For ARC Burger, being the stalking horse bidder means that it sets the minimum price. Additional bidders are being sought, with a potential bid deadline of July 10 and a sales auction on July 14. If all goes according to plan, the sale would close August 14. These dates have to be approved by the bankruptcy court.
Brookwood Associates and Summit developed a list of more than 90 parties they believe would be interested in and capable of buying substantially all of the bankrupt assets. Starting in early 2023, Brookwood Associates contacted more than 40 parties and received four letters of interest. After the bankruptcy filing, the company began reaching out to the remaining 50 or so parties. Per the stalking horse agreement, any other qualified bidder would have to top ARC’s $11.7 million offer by at least $760,000.
Summit blamed its bankruptcy on declining foot traffic, wage increases, inflation, and labor constraints, combined with unrelenting rental obligations, debt, and other liabilities, according to court documents.

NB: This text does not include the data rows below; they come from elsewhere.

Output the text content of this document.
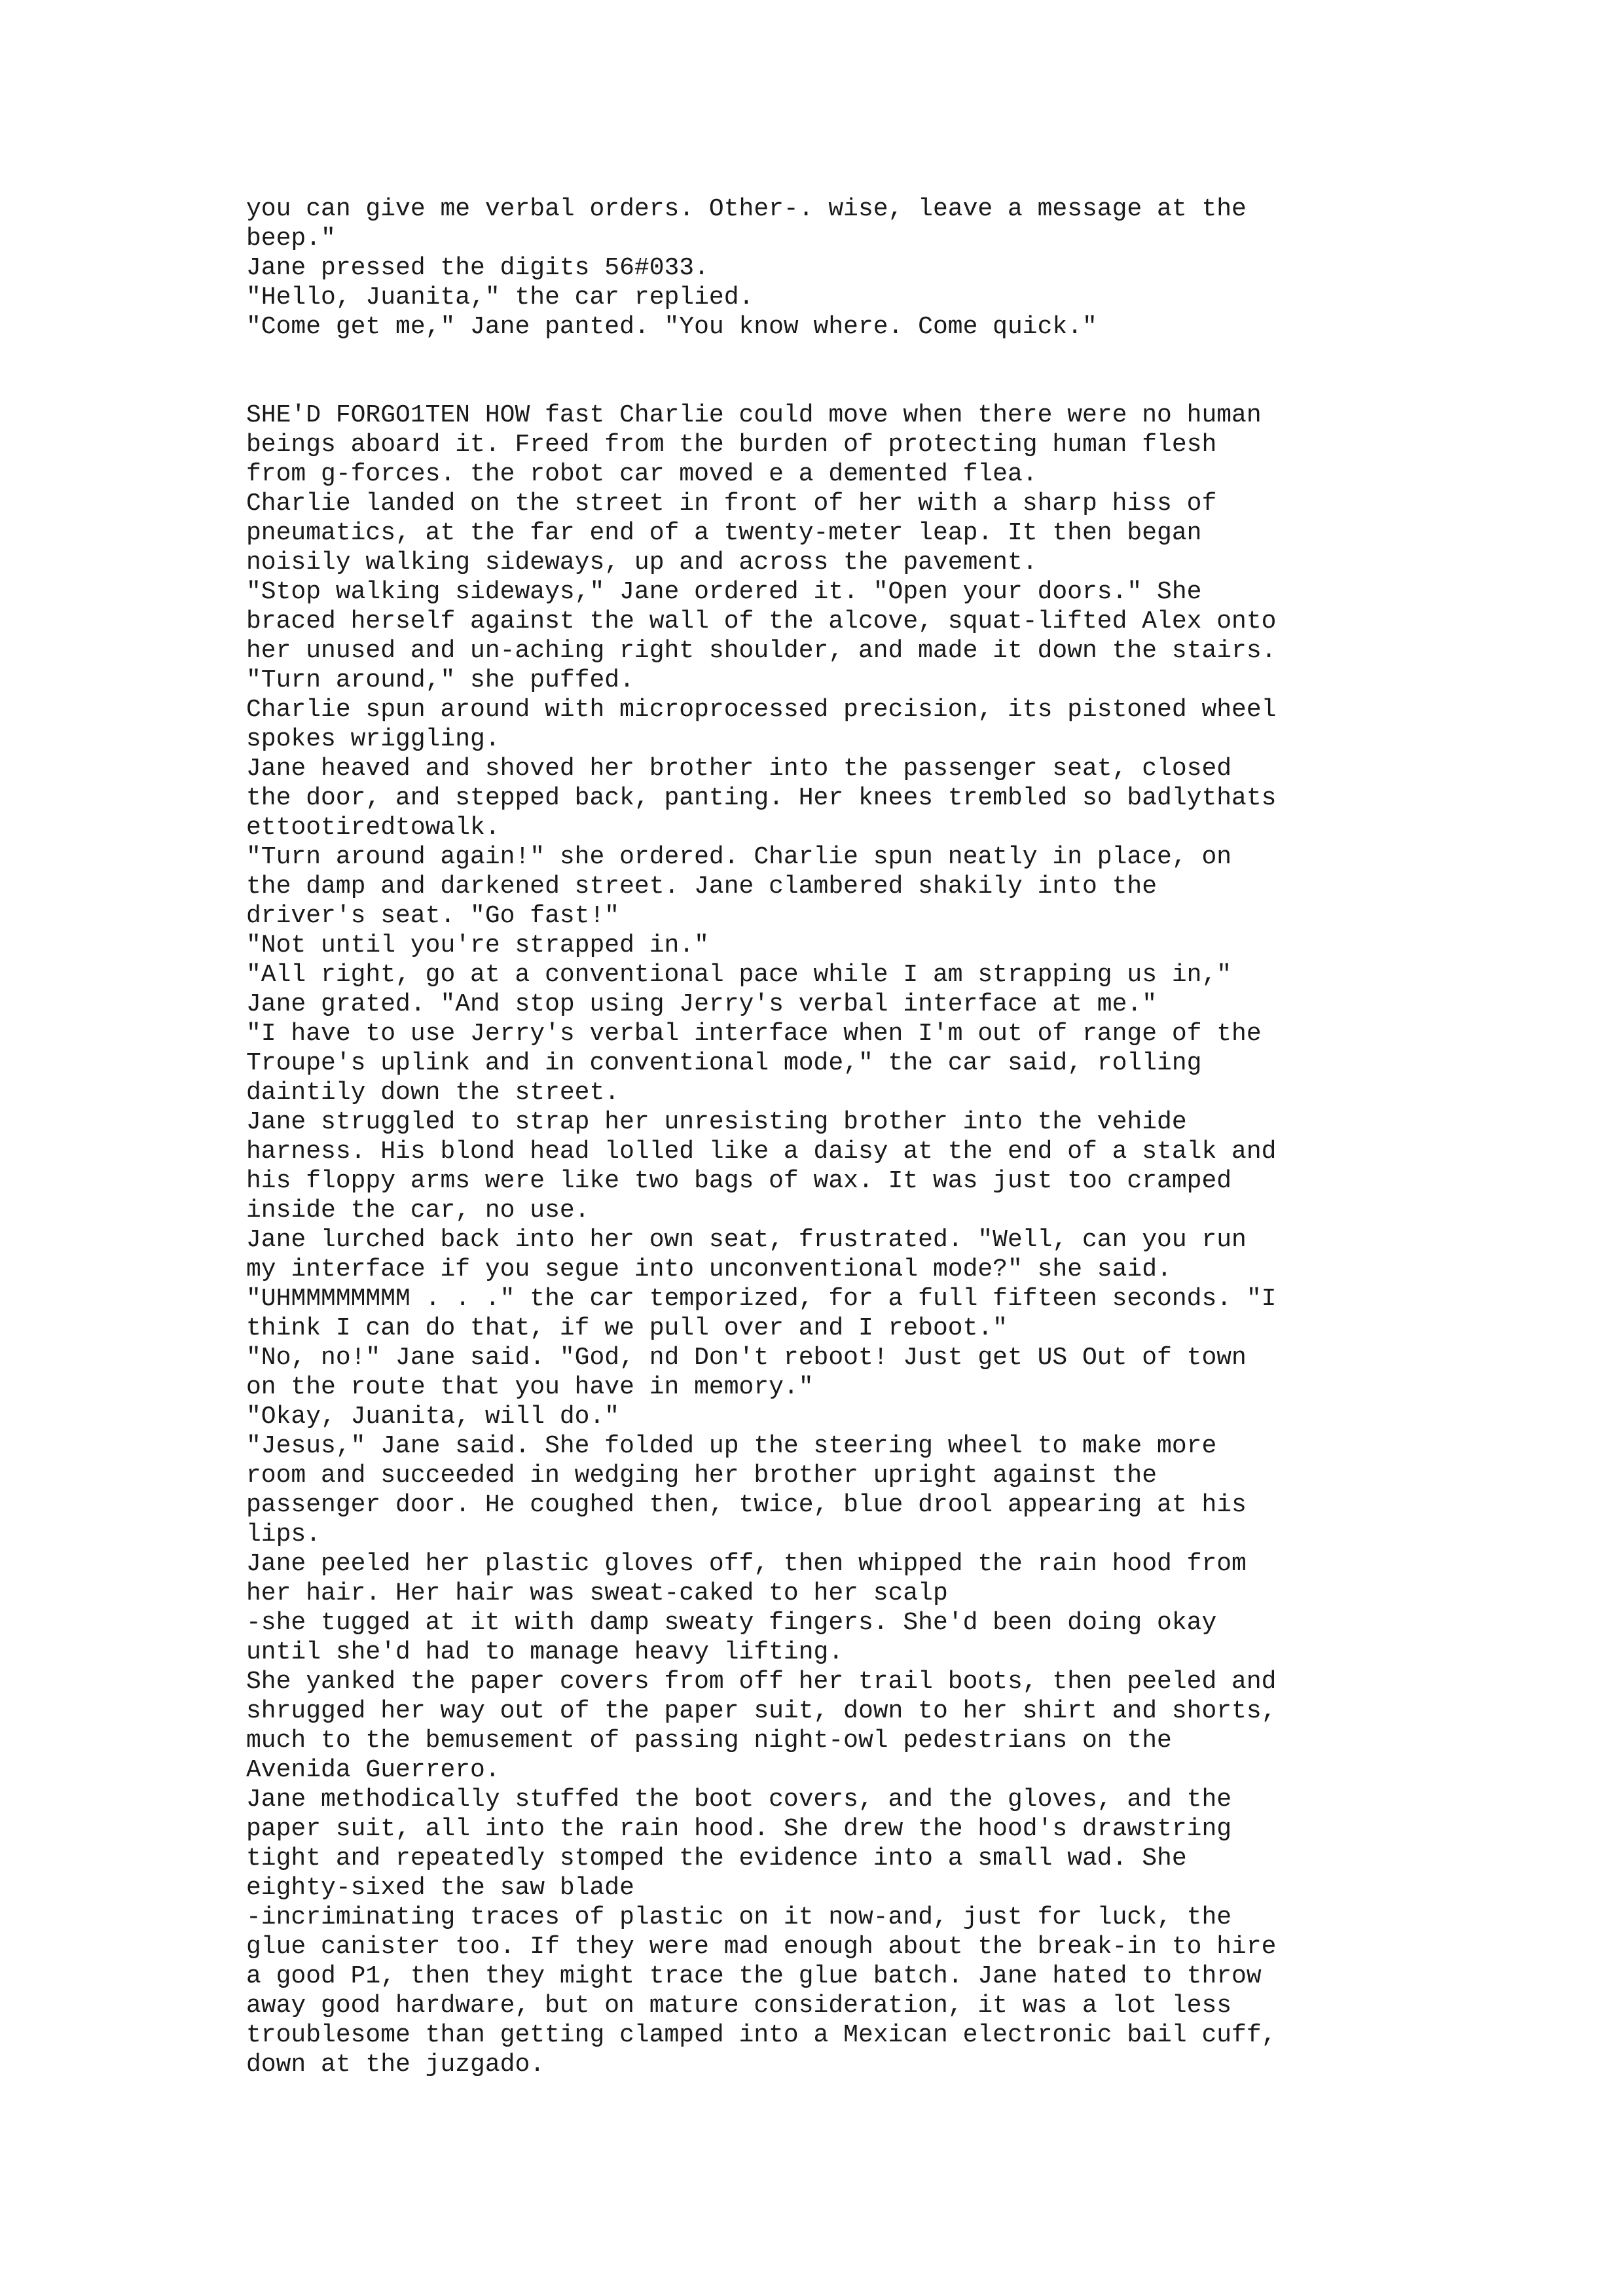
you can give me verbal orders. Other-. wise, leave a message at the
beep."
Jane pressed the digits 56#033.
"Hello, Juanita," the car replied.
"Come get me," Jane panted. "You know where. Come quick."
SHE'D FORGO1TEN HOW fast Charlie could move when there were no human
beings aboard it. Freed from the burden of protecting human flesh
from g-forces. the robot car moved e a demented flea.
Charlie landed on the street in front of her with a sharp hiss of
pneumatics, at the far end of a twenty-meter leap. It then began
noisily walking sideways, up and across the pavement.
"Stop walking sideways," Jane ordered it. "Open your doors." She
braced herself against the wall of the alcove, squat-lifted Alex onto
her unused and un-aching right shoulder, and made it down the stairs.
"Turn around," she puffed.
Charlie spun around with microprocessed precision, its pistoned wheel
spokes wriggling.
Jane heaved and shoved her brother into the passenger seat, closed
the door, and stepped back, panting. Her knees trembled so badlythats
ettootiredtowalk.
"Turn around again!" she ordered. Charlie spun neatly in place, on
the damp and darkened street. Jane clambered shakily into the
driver's seat. "Go fast!"
"Not until you're strapped in."
"All right, go at a conventional pace while I am strapping us in,"
Jane grated. "And stop using Jerry's verbal interface at me."
"I have to use Jerry's verbal interface when I'm out of range of the
Troupe's uplink and in conventional mode," the car said, rolling
daintily down the street.
Jane struggled to strap her unresisting brother into the vehide
harness. His blond head lolled like a daisy at the end of a stalk and
his floppy arms were like two bags of wax. It was just too cramped
inside the car, no use.
Jane lurched back into her own seat, frustrated. "Well, can you run
my interface if you segue into unconventional mode?" she said.
"UHMMMMMMMM . . ." the car temporized, for a full fifteen seconds. "I
think I can do that, if we pull over and I reboot."
"No, no!" Jane said. "God, nd Don't reboot! Just get US Out of town
on the route that you have in memory."
"Okay, Juanita, will do."
"Jesus," Jane said. She folded up the steering wheel to make more
room and succeeded in wedging her brother upright against the
passenger door. He coughed then, twice, blue drool appearing at his
lips.
Jane peeled her plastic gloves off, then whipped the rain hood from
her hair. Her hair was sweat-caked to her scalp
-she tugged at it with damp sweaty fingers. She'd been doing okay
until she'd had to manage heavy lifting.
She yanked the paper covers from off her trail boots, then peeled and
shrugged her way out of the paper suit, down to her shirt and shorts,
much to the bemusement of passing night-owl pedestrians on the
Avenida Guerrero.
Jane methodically stuffed the boot covers, and the gloves, and the
paper suit, all into the rain hood. She drew the hood's drawstring
tight and repeatedly stomped the evidence into a small wad. She
eighty-sixed the saw blade
-incriminating traces of plastic on it now-and, just for luck, the
glue canister too. If they were mad enough about the break-in to hire
a good P1, then they might trace the glue batch. Jane hated to throw
away good hardware, but on mature consideration, it was a lot less
troublesome than getting clamped into a Mexican electronic bail cuff,
down at the juzgado.
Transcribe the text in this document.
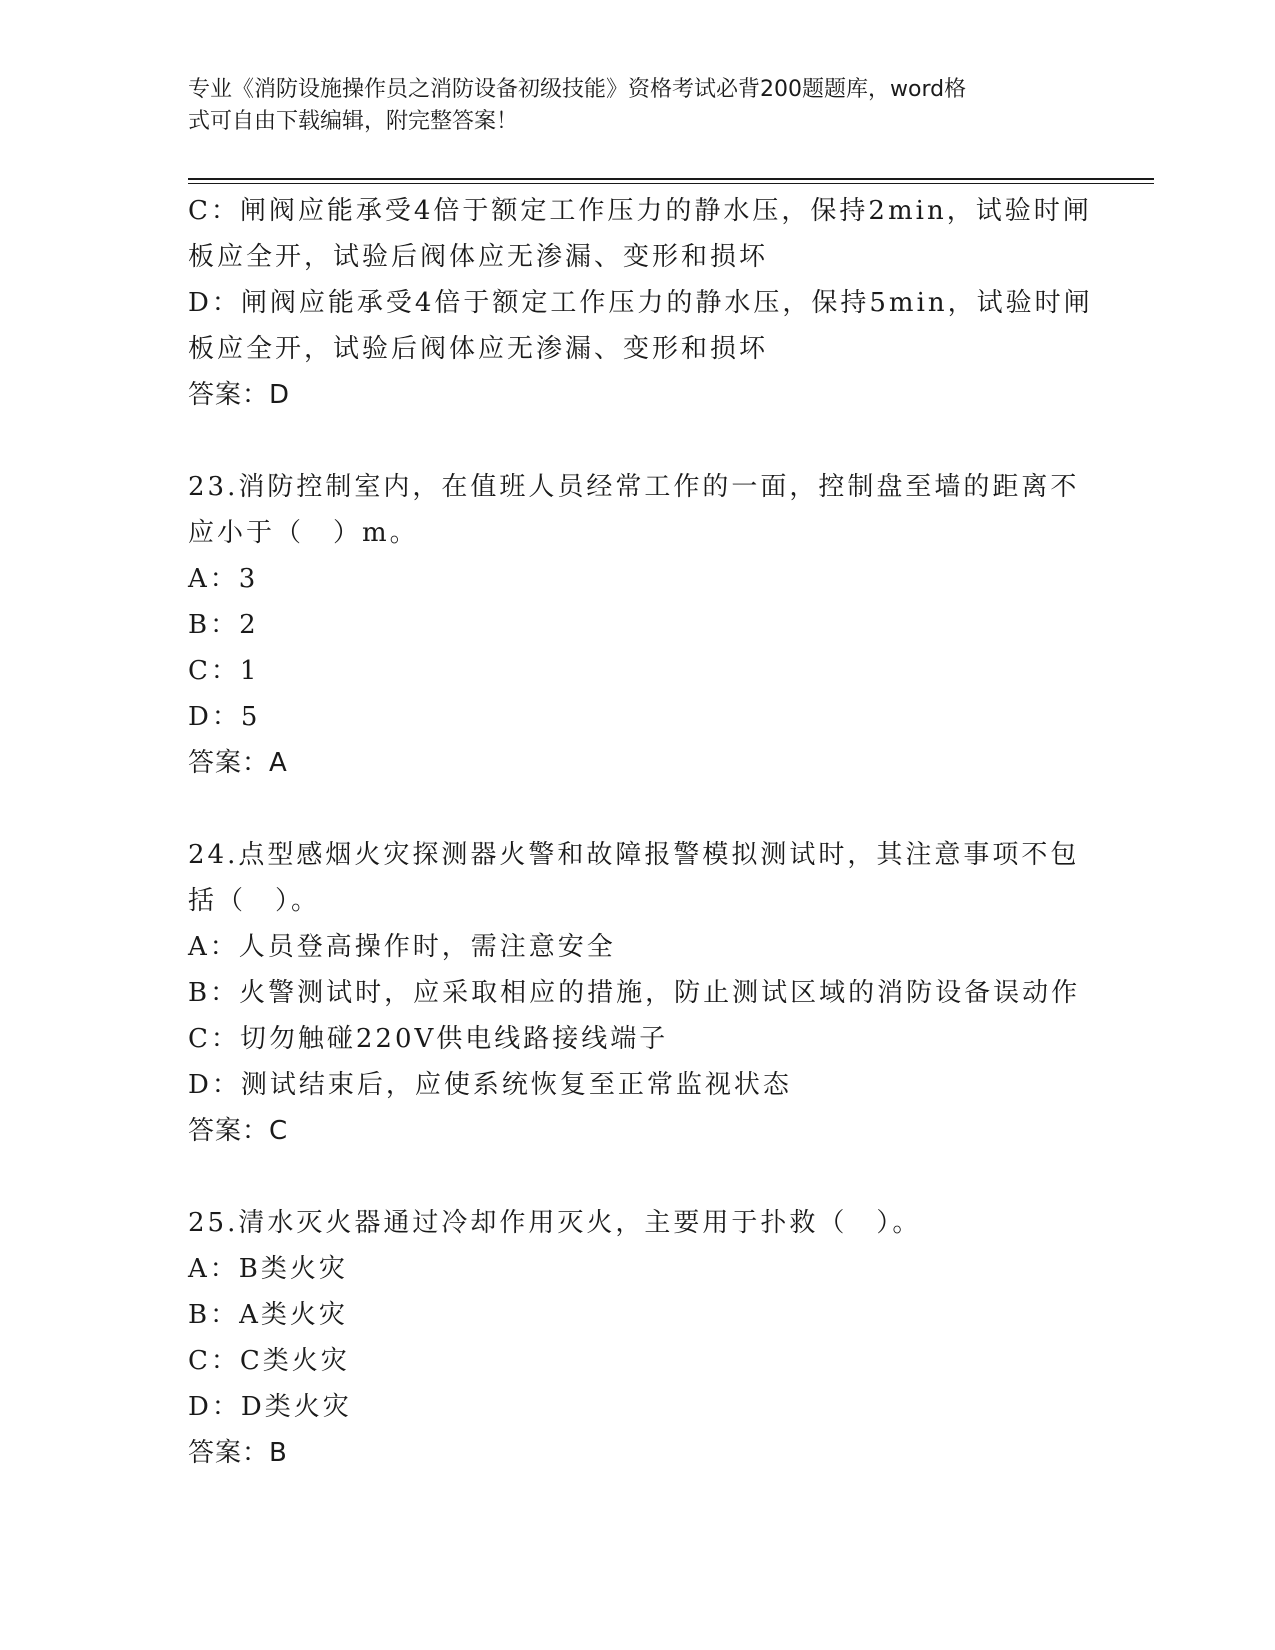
专业《消防设施操作员之消防设备初级技能》资格考试必背200题题库，word格
式可自由下载编辑，附完整答案！
C：闸阀应能承受4倍于额定工作压力的静水压，保持2min，试验时闸
板应全开，试验后阀体应无渗漏、变形和损坏
D：闸阀应能承受4倍于额定工作压力的静水压，保持5min，试验时闸
板应全开，试验后阀体应无渗漏、变形和损坏
答案：D
23.消防控制室内，在值班人员经常工作的一面，控制盘至墙的距离不
应小于（　）m。
A：3
B：2
C：1
D：5
答案：A
24.点型感烟火灾探测器火警和故障报警模拟测试时，其注意事项不包
括（　）。
A：人员登高操作时，需注意安全
B：火警测试时，应采取相应的措施，防止测试区域的消防设备误动作
C：切勿触碰220V供电线路接线端子
D：测试结束后，应使系统恢复至正常监视状态
答案：C
25.清水灭火器通过冷却作用灭火，主要用于扑救（　）。
A：B类火灾
B：A类火灾
C：C类火灾
D：D类火灾
答案：B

The company owes $22.1 million in secured debt and $6 million in unsecured debt, including royalties, advertising contributions, and other amounts to CKE Restaurants.
Many of the restaurants underperformed and showed an inability to grow annual volumes, the bankruptcy document states. The low sales resulted in smaller profits, thus a bigger sensitivity to rises in labor, commodity, and maintenance expenses. Some restaurants were profitable, but others operated at a loss for a prolonged period. Because of this, Summit was unable to meet financial obligations on time.